Term of Office of Independent Director
· An independent director shall hold office for a term up to 5 consecutive years on the Board of a company, but shall be eligible for reappointment on passing of a special resolution by the company and disclosure of such appointment in the Board's report.
· No independent director shall hold office for more than 2 consecutive terms, but such independent director shall be eligible for appointment after the expiration of 3 years of ceasing to become an independent director provided that he shall not, during the said period of 3 years, be appointed in or be associated with the company in any other capacity, either directly or indirectly.
· Any tenure of an independent director on the date of commencement of this Act shall not be counted as a term under the above provisions.
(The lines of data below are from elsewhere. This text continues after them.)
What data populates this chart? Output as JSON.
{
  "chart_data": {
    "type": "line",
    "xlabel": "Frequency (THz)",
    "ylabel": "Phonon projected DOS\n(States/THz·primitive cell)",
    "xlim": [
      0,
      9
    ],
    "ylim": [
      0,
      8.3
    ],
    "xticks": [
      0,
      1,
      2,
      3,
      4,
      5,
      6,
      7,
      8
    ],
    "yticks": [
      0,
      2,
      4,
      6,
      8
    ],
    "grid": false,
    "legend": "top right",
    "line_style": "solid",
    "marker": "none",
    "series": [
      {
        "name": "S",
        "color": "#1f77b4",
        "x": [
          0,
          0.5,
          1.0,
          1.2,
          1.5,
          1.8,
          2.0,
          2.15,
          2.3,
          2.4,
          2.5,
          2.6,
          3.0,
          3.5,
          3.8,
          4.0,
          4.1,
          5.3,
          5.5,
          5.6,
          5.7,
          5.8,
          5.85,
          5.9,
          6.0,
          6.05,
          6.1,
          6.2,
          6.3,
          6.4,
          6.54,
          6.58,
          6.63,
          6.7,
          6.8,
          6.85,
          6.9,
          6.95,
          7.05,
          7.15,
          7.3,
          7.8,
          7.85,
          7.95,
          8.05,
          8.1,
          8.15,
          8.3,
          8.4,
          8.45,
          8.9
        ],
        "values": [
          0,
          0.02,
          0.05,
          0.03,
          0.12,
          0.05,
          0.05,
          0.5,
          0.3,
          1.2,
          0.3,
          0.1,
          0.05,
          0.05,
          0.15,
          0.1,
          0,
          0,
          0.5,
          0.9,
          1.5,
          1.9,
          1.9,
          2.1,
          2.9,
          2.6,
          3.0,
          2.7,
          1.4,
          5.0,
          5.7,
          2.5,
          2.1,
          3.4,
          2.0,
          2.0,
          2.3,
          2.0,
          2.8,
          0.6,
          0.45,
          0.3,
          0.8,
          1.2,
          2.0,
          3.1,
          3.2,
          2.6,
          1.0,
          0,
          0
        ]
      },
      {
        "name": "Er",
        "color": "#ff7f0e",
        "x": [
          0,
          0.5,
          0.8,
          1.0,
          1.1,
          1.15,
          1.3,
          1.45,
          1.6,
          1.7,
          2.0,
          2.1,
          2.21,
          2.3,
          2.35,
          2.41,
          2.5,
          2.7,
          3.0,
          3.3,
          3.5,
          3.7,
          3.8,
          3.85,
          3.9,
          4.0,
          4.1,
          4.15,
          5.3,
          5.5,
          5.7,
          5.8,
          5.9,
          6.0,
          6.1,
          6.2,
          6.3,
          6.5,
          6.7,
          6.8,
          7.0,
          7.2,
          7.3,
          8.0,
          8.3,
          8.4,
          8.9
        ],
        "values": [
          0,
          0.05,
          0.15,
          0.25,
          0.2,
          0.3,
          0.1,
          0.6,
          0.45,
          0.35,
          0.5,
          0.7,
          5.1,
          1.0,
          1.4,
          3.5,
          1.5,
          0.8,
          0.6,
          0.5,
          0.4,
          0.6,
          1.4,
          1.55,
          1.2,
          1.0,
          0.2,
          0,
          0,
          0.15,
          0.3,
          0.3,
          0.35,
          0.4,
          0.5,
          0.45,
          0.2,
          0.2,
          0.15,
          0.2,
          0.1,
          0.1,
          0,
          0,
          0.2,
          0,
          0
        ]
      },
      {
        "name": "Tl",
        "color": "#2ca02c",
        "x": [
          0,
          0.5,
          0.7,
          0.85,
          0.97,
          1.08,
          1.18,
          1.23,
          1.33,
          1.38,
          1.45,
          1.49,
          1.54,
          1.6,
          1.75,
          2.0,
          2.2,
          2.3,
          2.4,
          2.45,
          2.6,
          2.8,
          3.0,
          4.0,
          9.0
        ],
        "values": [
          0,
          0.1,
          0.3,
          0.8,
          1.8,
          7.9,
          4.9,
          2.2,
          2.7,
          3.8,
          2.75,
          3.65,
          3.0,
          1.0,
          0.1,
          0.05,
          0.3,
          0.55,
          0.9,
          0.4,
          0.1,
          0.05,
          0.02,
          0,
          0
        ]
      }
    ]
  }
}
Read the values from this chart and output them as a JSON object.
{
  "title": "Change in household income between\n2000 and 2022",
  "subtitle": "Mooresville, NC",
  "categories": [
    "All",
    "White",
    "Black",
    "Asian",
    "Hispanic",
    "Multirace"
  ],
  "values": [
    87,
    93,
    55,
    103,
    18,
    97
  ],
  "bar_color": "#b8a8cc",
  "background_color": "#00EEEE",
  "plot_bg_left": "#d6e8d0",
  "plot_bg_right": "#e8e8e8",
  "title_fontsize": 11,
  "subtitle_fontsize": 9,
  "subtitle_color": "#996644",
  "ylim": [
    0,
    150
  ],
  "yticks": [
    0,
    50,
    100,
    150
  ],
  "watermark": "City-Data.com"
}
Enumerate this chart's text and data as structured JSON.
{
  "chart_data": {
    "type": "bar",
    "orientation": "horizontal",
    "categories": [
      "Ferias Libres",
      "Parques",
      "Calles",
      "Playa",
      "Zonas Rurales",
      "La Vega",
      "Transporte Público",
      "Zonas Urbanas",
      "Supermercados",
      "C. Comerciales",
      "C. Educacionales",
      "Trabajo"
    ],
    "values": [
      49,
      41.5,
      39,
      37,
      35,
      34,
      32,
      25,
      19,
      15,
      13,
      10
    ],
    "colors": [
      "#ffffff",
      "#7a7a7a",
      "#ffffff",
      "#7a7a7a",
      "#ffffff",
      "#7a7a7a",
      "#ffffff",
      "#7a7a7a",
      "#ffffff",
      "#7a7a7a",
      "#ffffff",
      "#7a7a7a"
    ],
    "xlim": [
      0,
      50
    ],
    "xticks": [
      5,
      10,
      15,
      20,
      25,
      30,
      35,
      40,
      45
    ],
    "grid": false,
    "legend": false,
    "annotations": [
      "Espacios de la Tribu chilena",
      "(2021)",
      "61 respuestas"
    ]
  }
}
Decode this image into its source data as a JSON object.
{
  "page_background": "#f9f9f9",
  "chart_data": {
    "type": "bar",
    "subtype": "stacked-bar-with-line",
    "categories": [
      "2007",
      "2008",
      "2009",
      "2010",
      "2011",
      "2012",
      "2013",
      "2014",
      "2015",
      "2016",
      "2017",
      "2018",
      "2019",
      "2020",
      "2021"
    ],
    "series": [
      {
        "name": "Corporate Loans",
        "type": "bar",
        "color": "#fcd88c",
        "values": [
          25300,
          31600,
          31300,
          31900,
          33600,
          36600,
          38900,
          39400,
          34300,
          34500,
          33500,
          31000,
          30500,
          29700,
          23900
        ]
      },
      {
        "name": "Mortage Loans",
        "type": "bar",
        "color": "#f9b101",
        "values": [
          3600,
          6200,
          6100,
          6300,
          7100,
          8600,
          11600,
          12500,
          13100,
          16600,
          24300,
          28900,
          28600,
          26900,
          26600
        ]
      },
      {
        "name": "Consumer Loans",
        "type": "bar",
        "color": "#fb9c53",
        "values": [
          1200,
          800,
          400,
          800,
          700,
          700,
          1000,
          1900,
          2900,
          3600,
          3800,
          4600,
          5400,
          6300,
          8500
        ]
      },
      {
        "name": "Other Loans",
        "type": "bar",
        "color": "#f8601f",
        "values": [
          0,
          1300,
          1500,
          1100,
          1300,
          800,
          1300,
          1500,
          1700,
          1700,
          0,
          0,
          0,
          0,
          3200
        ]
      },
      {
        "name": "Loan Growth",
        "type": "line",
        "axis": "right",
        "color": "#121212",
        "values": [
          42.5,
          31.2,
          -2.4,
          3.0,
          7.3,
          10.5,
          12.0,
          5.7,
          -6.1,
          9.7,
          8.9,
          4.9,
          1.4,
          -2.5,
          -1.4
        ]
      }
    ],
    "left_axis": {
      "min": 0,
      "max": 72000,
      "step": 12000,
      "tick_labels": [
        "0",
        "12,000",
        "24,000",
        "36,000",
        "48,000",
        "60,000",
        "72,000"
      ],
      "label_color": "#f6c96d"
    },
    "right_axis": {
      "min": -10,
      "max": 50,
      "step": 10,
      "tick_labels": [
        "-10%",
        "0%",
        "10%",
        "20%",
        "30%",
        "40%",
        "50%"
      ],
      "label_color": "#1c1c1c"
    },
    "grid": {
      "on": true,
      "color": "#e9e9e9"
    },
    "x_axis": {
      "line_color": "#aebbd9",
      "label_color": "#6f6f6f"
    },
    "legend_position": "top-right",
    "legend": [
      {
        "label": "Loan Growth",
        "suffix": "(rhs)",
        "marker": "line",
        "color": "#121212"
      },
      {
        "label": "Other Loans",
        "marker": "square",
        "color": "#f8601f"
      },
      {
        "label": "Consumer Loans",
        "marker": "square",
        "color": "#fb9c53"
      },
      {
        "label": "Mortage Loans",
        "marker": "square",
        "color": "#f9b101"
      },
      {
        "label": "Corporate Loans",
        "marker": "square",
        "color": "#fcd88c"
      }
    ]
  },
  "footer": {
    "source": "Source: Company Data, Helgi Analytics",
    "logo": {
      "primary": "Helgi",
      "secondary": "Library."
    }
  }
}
Other Provisions relating to Independent Directors
· The appointment of independent director shall be approved by the company in general meeting and the explanatory statement annexed to the notice of the general meeting called to consider the said appointment shall indicate the justification for choosing the appointee for appointment as independent director.
· Every independent director shall at the first meeting of the Board in which he participates as a director and thereafter at the first meeting of the Board in every financial year or whenever there is any change in the circumstances which may affect his status as an independent director, give a declaration that he meets the criteria of independence.
· The company and independent directors are required to abide by the provisions specified in Schedule IV of the Act.
· An independent director shall not be entitled to any stock option and may receive remuneration by way of fee, reimbursement of expenses for participation in the Board and other meetings and profit related commission as may be approved by the members.
· An independent director shall be held liable, only in respect of such acts of omission or commission by a company which had occurred with his knowledge, attributable through Board processes, and with his consent or connivance or where he had not acted diligently.
· The provisions relating to retirement of directors by rotation shall not be applicable to appointment of independent directors.
Manner of selection of independent directors and maintenance of databank of independent directors
To ease the process of selection of independent directors, the Act provides that the Central Government shall create and maintain a data bank of persons willing and eligible to be appointed as independent director and such data bank shall be placed on the website of the Ministry of Corporate Affairs or on any other website as may be approved or notified by the Central Government.The Central Government will authorise anybody, institute or association for this purpose having expertise in creation and maintenance of such data bank. The data bank will contain all the basic details about the proposed appointee. However, responsibility of exercising due diligence before selecting a person from the data bank referred to above, as an independent director shall lie with the company making such appointment. The Central Government or such body, institute or association shall neither be responsible for any contravention of any law committed by any company or its directors by the reason of the fact that the person appointed by the company as an independent director was selected from the databank nor it will be a defense in any court of law.